According to Deep mind's article, Alpha Zero searches roughly 10,000 moves per decision, while Stockfish is around 10,000,000 moves. I'm aware that Alpha Zero uses Monte Carlo Tree Search while Stockfish uses minimax, but why would this cause 1000 times less moves to be considered?
Very simple. Running a large neural network with floating numbers can’t be quicker than running a simple C++ function on integers.
AI machine learning is not new to chess. There were serious attempts before Google established. Unfortunately, nobody had the determination, skills and resources to do a good job. Nobody wanted to invest money. Before Google's chess journey, the chess engine community believed:
AI chess will not beat classical programming because neural networks (or other models) run much slower.
Because alphazero's evaluation algorithm is far more complex and takes up way more computing power than normal chess engines evaluation algorithm.
In fact if you were to fairly compute how much processing power each engine uses, no doubt alphazero takes up way more power to beat normal engines.
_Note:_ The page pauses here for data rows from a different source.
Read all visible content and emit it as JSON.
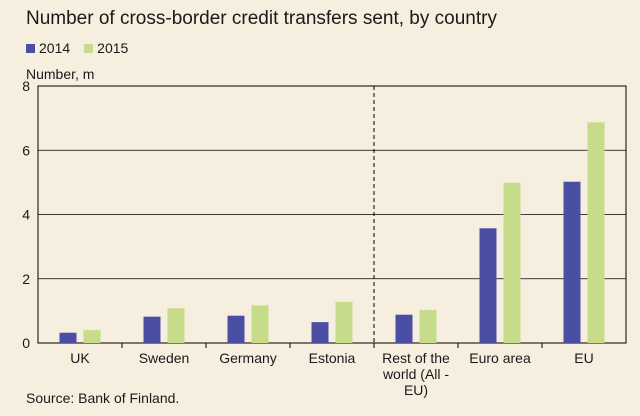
{
  "title": "Number of cross-border credit transfers sent, by country",
  "unit_label": "Number, m",
  "source": "Source: Bank of Finland.",
  "colors": {
    "series_2014": "#4b4fa3",
    "series_2015": "#c6dc8b",
    "background": "#f6eedf",
    "grid": "#000000"
  },
  "chart_data": {
    "type": "bar",
    "categories": [
      "UK",
      "Sweden",
      "Germany",
      "Estonia",
      "Rest of the world (All - EU)",
      "Euro area",
      "EU"
    ],
    "category_lines": [
      [
        "UK"
      ],
      [
        "Sweden"
      ],
      [
        "Germany"
      ],
      [
        "Estonia"
      ],
      [
        "Rest of the",
        "world (All -",
        "EU)"
      ],
      [
        "Euro area"
      ],
      [
        "EU"
      ]
    ],
    "series": [
      {
        "name": "2014",
        "values": [
          0.32,
          0.82,
          0.85,
          0.65,
          0.88,
          3.57,
          5.02
        ]
      },
      {
        "name": "2015",
        "values": [
          0.4,
          1.08,
          1.17,
          1.28,
          1.03,
          4.99,
          6.87
        ]
      }
    ],
    "ylim": [
      0,
      8
    ],
    "yticks": [
      0,
      2,
      4,
      6,
      8
    ],
    "grid": true,
    "divider_after_category": 3,
    "legend_position": "top-left"
  }
}
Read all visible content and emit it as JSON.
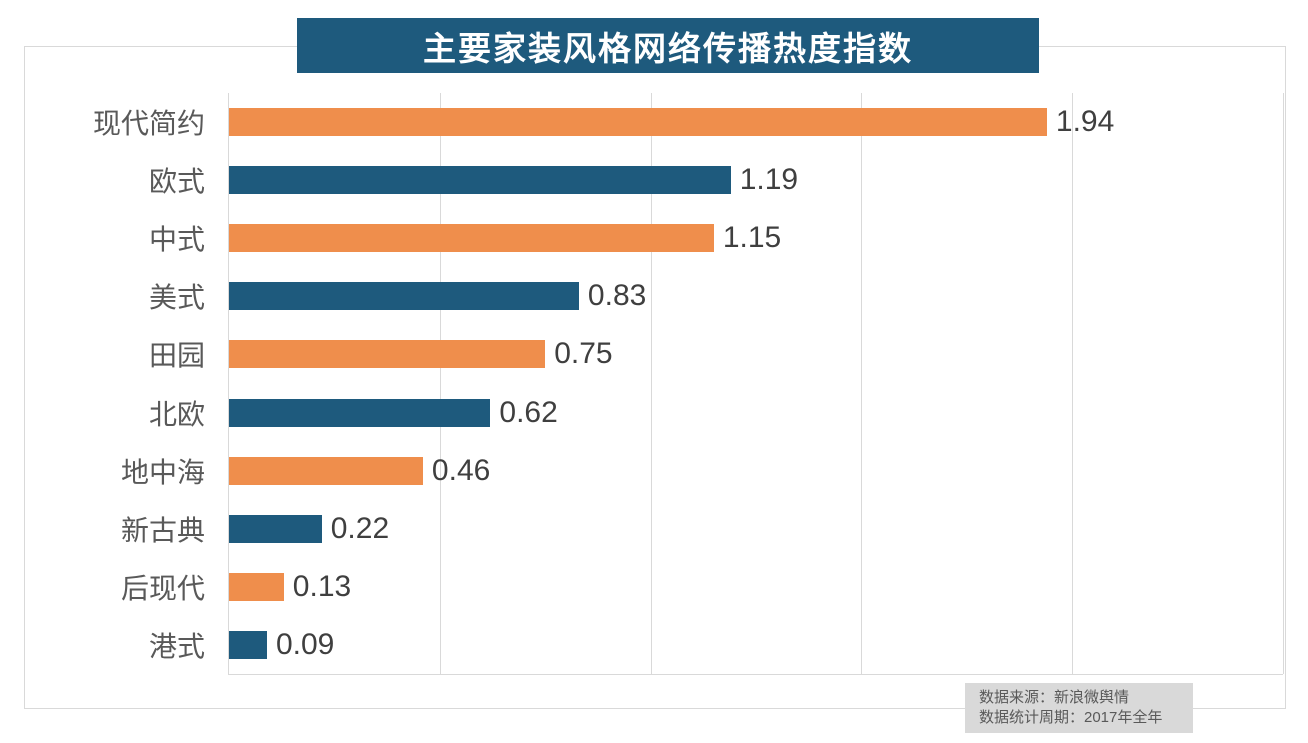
{
  "title": "主要家装风格网络传播热度指数",
  "source_box": {
    "line1": "数据来源：新浪微舆情",
    "line2": "数据统计周期：2017年全年"
  },
  "colors": {
    "title_bg": "#1e5a7d",
    "bar_orange": "#ef8e4c",
    "bar_blue": "#1e5a7d",
    "grid": "#d9d9d9",
    "category_text": "#595959",
    "value_text": "#3f3f3f",
    "source_bg": "#d9d9d9",
    "source_text": "#595959"
  },
  "chart_data": {
    "type": "bar",
    "orientation": "horizontal",
    "title": "主要家装风格网络传播热度指数",
    "categories": [
      "现代简约",
      "欧式",
      "中式",
      "美式",
      "田园",
      "北欧",
      "地中海",
      "新古典",
      "后现代",
      "港式"
    ],
    "values": [
      1.94,
      1.19,
      1.15,
      0.83,
      0.75,
      0.62,
      0.46,
      0.22,
      0.13,
      0.09
    ],
    "value_labels": [
      "1.94",
      "1.19",
      "1.15",
      "0.83",
      "0.75",
      "0.62",
      "0.46",
      "0.22",
      "0.13",
      "0.09"
    ],
    "series_colors_alternating": [
      "#ef8e4c",
      "#1e5a7d"
    ],
    "xlabel": "",
    "ylabel": "",
    "xlim": [
      0,
      2.5
    ],
    "gridline_step": 0.5,
    "grid": true,
    "legend": "none",
    "tick_labels_shown": false,
    "annotations": [
      "数据来源：新浪微舆情",
      "数据统计周期：2017年全年"
    ]
  }
}
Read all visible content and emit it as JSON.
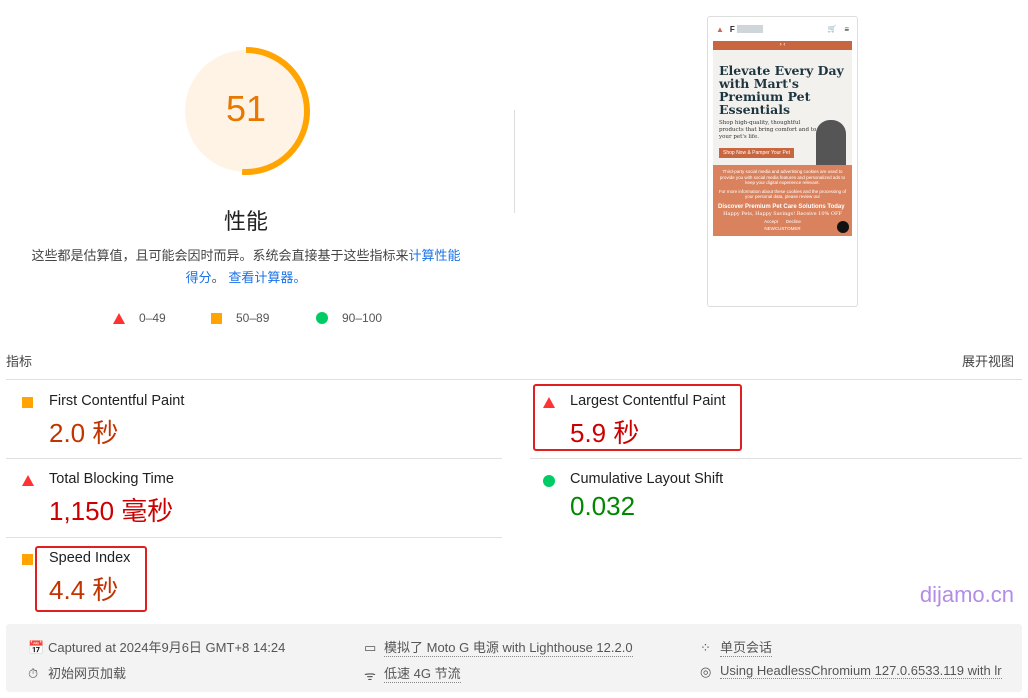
{
  "performance": {
    "score": "51",
    "score_fraction": 0.51,
    "title": "性能",
    "description_prefix": "这些都是估算值，且可能会因时而异。系统会直接基于这些指标来",
    "description_link1": "计算性能得分",
    "description_mid": "。",
    "description_link2": "查看计算器。",
    "legend": [
      {
        "shape": "triangle",
        "range": "0–49",
        "color": "#ff3333"
      },
      {
        "shape": "square",
        "range": "50–89",
        "color": "#ffa400"
      },
      {
        "shape": "circle",
        "range": "90–100",
        "color": "#00cc66"
      }
    ]
  },
  "screenshot": {
    "brand": "F",
    "heading": "Elevate Every Day with  Mart's Premium Pet Essentials",
    "subtext": "Shop high-quality, thoughtful products that bring comfort and to your pet's life.",
    "cta": "Shop Now & Pamper Your Pet",
    "cookie_text": "Third-party social media and advertising cookies are used to provide you with social media features and personalized ads to keep your digital experience relevant.",
    "cookie_text2": "For more information about these cookies and the processing of your personal data, please review our",
    "discover": "Discover Premium Pet Care Solutions Today",
    "promo": "Happy Pets, Happy Savings! Receive 10% OFF",
    "accept": "Accept",
    "decline": "Decline",
    "code": "NEWCUSTOMER"
  },
  "metrics": {
    "header": "指标",
    "expand": "展开视图",
    "items": [
      {
        "label": "First Contentful Paint",
        "value": "2.0 秒",
        "status": "average"
      },
      {
        "label": "Largest Contentful Paint",
        "value": "5.9 秒",
        "status": "fail"
      },
      {
        "label": "Total Blocking Time",
        "value": "1,150 毫秒",
        "status": "fail"
      },
      {
        "label": "Cumulative Layout Shift",
        "value": "0.032",
        "status": "pass"
      },
      {
        "label": "Speed Index",
        "value": "4.4 秒",
        "status": "average"
      }
    ]
  },
  "footer": {
    "captured": "Captured at 2024年9月6日 GMT+8 14:24",
    "initial_load": "初始网页加载",
    "emulated": "模拟了 Moto G 电源 with Lighthouse 12.2.0",
    "throttling": "低速 4G 节流",
    "session": "单页会话",
    "browser": "Using HeadlessChromium 127.0.6533.119 with lr"
  },
  "watermark": "dijamo.cn",
  "colors": {
    "fail": "#cc0000",
    "average": "#c33300",
    "pass": "#008800",
    "gauge": "#ffa400",
    "gauge_bg": "#fff3e6"
  }
}
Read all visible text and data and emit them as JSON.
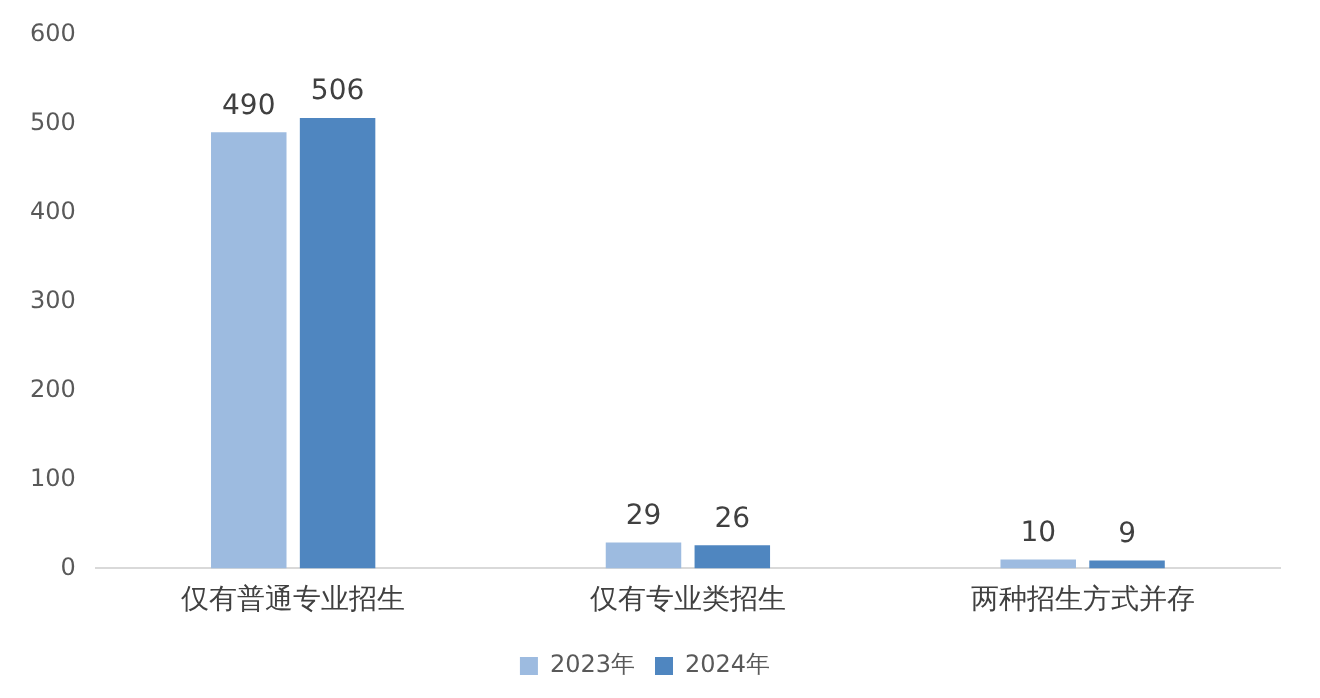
{
  "chart_data": {
    "type": "bar",
    "categories": [
      "仅有普通专业招生",
      "仅有专业类招生",
      "两种招生方式并存"
    ],
    "series": [
      {
        "name": "2023年",
        "color": "#9dbbe0",
        "values": [
          490,
          29,
          10
        ]
      },
      {
        "name": "2024年",
        "color": "#4f86c0",
        "values": [
          506,
          26,
          9
        ]
      }
    ],
    "ylim": [
      0,
      600
    ],
    "yticks": [
      0,
      100,
      200,
      300,
      400,
      500,
      600
    ],
    "grid": false,
    "legend": "bottom",
    "data_labels": true
  }
}
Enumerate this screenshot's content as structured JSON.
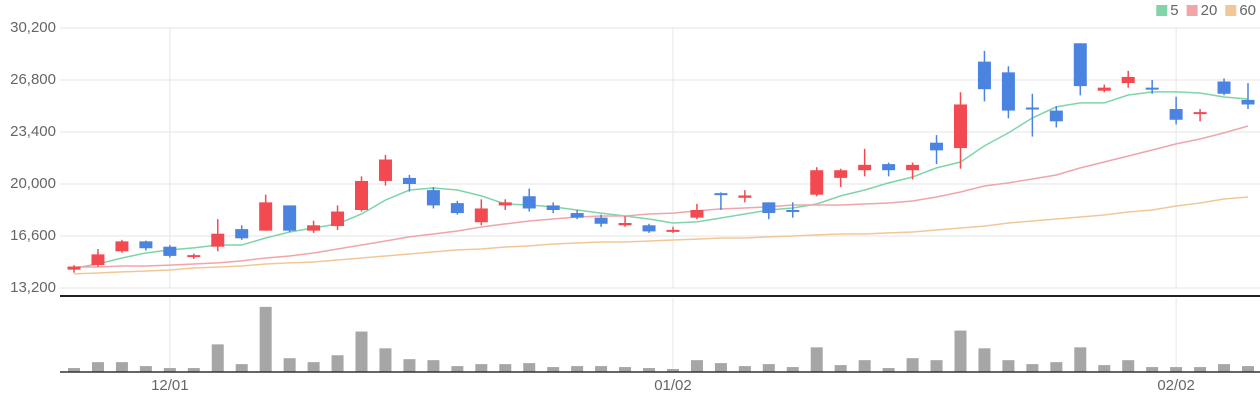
{
  "chart_data": {
    "type": "candlestick",
    "categories": [
      null,
      null,
      null,
      null,
      "12/01",
      null,
      null,
      null,
      null,
      null,
      null,
      null,
      null,
      null,
      null,
      null,
      null,
      null,
      null,
      null,
      null,
      null,
      null,
      null,
      null,
      "01/02",
      null,
      null,
      null,
      null,
      null,
      null,
      null,
      null,
      null,
      null,
      null,
      null,
      null,
      null,
      null,
      null,
      null,
      null,
      null,
      null,
      "02/02",
      null,
      null,
      null
    ],
    "open": [
      14400,
      14700,
      15600,
      16250,
      15900,
      15250,
      15900,
      17050,
      16950,
      18600,
      16950,
      17250,
      18300,
      20200,
      20400,
      19600,
      18750,
      17500,
      18600,
      19200,
      18600,
      18100,
      17800,
      17300,
      17300,
      16900,
      17800,
      19400,
      19100,
      18800,
      18300,
      19300,
      20400,
      20900,
      21300,
      20900,
      22700,
      22350,
      28000,
      27300,
      25000,
      24800,
      29200,
      26100,
      26600,
      26300,
      24900,
      24600,
      26700,
      25500
    ],
    "high": [
      14700,
      15750,
      16350,
      16300,
      16000,
      15450,
      17700,
      17300,
      19300,
      18600,
      17600,
      18600,
      20500,
      21900,
      20600,
      19800,
      18900,
      19000,
      19000,
      19700,
      18800,
      18300,
      18000,
      17900,
      17400,
      17200,
      18700,
      19450,
      19600,
      18800,
      18800,
      21100,
      21000,
      22300,
      21400,
      21400,
      23200,
      26000,
      28700,
      27700,
      25900,
      25100,
      29200,
      26500,
      27400,
      26800,
      25700,
      24900,
      26900,
      26600
    ],
    "low": [
      14200,
      14600,
      15500,
      15650,
      15200,
      15100,
      15600,
      16350,
      16950,
      16850,
      16800,
      17000,
      18200,
      19900,
      19500,
      18400,
      18000,
      17300,
      18300,
      18200,
      18100,
      17700,
      17200,
      17200,
      16800,
      16800,
      17700,
      18300,
      18800,
      17700,
      17800,
      19200,
      19800,
      20500,
      20500,
      20300,
      21300,
      21000,
      25400,
      24300,
      23100,
      23700,
      25800,
      26000,
      26300,
      25900,
      23900,
      24100,
      25800,
      24900
    ],
    "close": [
      14600,
      15400,
      16250,
      15800,
      15300,
      15350,
      16750,
      16450,
      18800,
      16950,
      17300,
      18200,
      20200,
      21600,
      20000,
      18600,
      18100,
      18400,
      18800,
      18400,
      18300,
      17800,
      17400,
      17450,
      16900,
      17000,
      18300,
      19300,
      19250,
      18100,
      18200,
      20900,
      20900,
      21250,
      20900,
      21250,
      22200,
      25200,
      26200,
      24800,
      24900,
      24100,
      26400,
      26300,
      27000,
      26200,
      24200,
      24700,
      25900,
      25200
    ],
    "up_color": "#f24a50",
    "down_color": "#4a83e0",
    "series": [
      {
        "name": "5",
        "color": "#7fd4a9",
        "values": [
          14500,
          14770,
          15160,
          15490,
          15690,
          15820,
          16010,
          16010,
          16470,
          16860,
          17120,
          17390,
          18040,
          18950,
          19610,
          19740,
          19610,
          19220,
          18690,
          18630,
          18500,
          18300,
          18100,
          17910,
          17710,
          17450,
          17520,
          17780,
          18040,
          18300,
          18430,
          18690,
          19220,
          19610,
          20070,
          20460,
          21050,
          21440,
          22490,
          23340,
          24320,
          25040,
          25300,
          25300,
          25820,
          26020,
          26020,
          25950,
          25690,
          25560
        ]
      },
      {
        "name": "20",
        "color": "#f0a5aa",
        "values": [
          14570,
          14570,
          14640,
          14640,
          14700,
          14770,
          14840,
          14970,
          15160,
          15290,
          15490,
          15750,
          16010,
          16270,
          16540,
          16730,
          16930,
          17190,
          17390,
          17580,
          17710,
          17840,
          17910,
          17910,
          18040,
          18100,
          18240,
          18370,
          18430,
          18500,
          18630,
          18630,
          18630,
          18690,
          18760,
          18890,
          19150,
          19480,
          19870,
          20070,
          20330,
          20590,
          21050,
          21440,
          21830,
          22220,
          22620,
          22940,
          23340,
          23790
        ]
      },
      {
        "name": "60",
        "color": "#f2c796",
        "values": [
          14120,
          14180,
          14250,
          14310,
          14380,
          14510,
          14570,
          14640,
          14770,
          14840,
          14900,
          15030,
          15160,
          15290,
          15420,
          15560,
          15690,
          15750,
          15880,
          15950,
          16080,
          16140,
          16210,
          16210,
          16270,
          16340,
          16400,
          16470,
          16470,
          16540,
          16600,
          16670,
          16730,
          16730,
          16800,
          16860,
          16990,
          17120,
          17250,
          17450,
          17580,
          17710,
          17840,
          17970,
          18170,
          18300,
          18560,
          18760,
          19020,
          19150
        ]
      }
    ],
    "volume": [
      4,
      10,
      10,
      6,
      4,
      4,
      28,
      8,
      66,
      14,
      10,
      17,
      41,
      24,
      13,
      12,
      6,
      8,
      8,
      9,
      5,
      6,
      6,
      5,
      4,
      3,
      12,
      9,
      6,
      8,
      5,
      25,
      7,
      12,
      4,
      14,
      12,
      42,
      24,
      12,
      8,
      10,
      25,
      7,
      12,
      5,
      5,
      5,
      8,
      6
    ],
    "volume_color": "#a6a6a6",
    "volume_ylim": [
      0,
      75
    ],
    "ylim": [
      13200,
      30200
    ],
    "yticks": [
      {
        "value": 13200,
        "label": "13,200"
      },
      {
        "value": 16600,
        "label": "16,600"
      },
      {
        "value": 20000,
        "label": "20,000"
      },
      {
        "value": 23400,
        "label": "23,400"
      },
      {
        "value": 26800,
        "label": "26,800"
      },
      {
        "value": 30200,
        "label": "30,200"
      }
    ],
    "grid": true,
    "legend": "top-right"
  }
}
While I was in the middle of writing this question I came up with a probable answer, so I'll write it here. AlphaZero is actually running through the same positions far more than 10,000 times, it's just doing it on a set of positions roughly 10,000 large. So each position has many playouts run on it, each >= in length than the last.
Stockfish looks at millions of positions and evaluates each only once (not taking things like iterative deepening search into account). Meanwhile, AlphaZero repeatedly looks at promising branches based off their previous preformance. This explains why it only looks at 10,000 moves, since it's usually only sampling the best it can find.